Vol annulé sans prévenir à Bali
La compagnie m’a annoncé l’annulation par SMS alors que j’étais déjà dans l’aéroport de Bali. Pas de vol avant trois jours. Le service client répondait dans plusieurs langues — pas la mienne.
La compagnie m’a annoncé l’annulation par SMS alors que j’étais déjà dans l’aéroport de Bali. Pas de vol avant trois jours. Le service client répondait dans plusieurs langues — pas la mienne.
La compagnie m’a annoncé l’annulation par SMS alors que j’étais déjà dans l’aéroport de Bali. Pas de vol avant trois jours. Le service client répondait dans plusieurs langues — pas la mienne.

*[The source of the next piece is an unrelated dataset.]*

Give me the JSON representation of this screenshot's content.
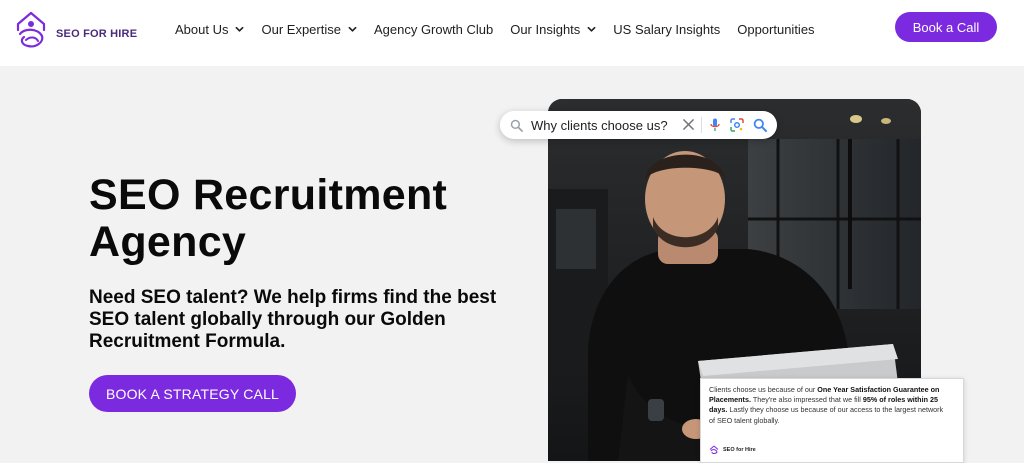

Le taxi m’attendait devant l’aéroport en Costa Rica. Il a refusé d’enclencher le compteur. « Prix fixe pour les touristes. » À l’arrivée devant mon hôtel, il a demandé trois fois le tarif normal. On a négocié sur le trottoir pendant dix minutes.
Le taxi m’attendait devant l’aéroport en Costa Rica. Il a refusé d’enclencher le compteur. « Prix fixe pour les touristes. » À l’arrivée devant mon hôtel, il a demandé trois fois le tarif normal. On a négocié sur le trottoir pendant dix minutes.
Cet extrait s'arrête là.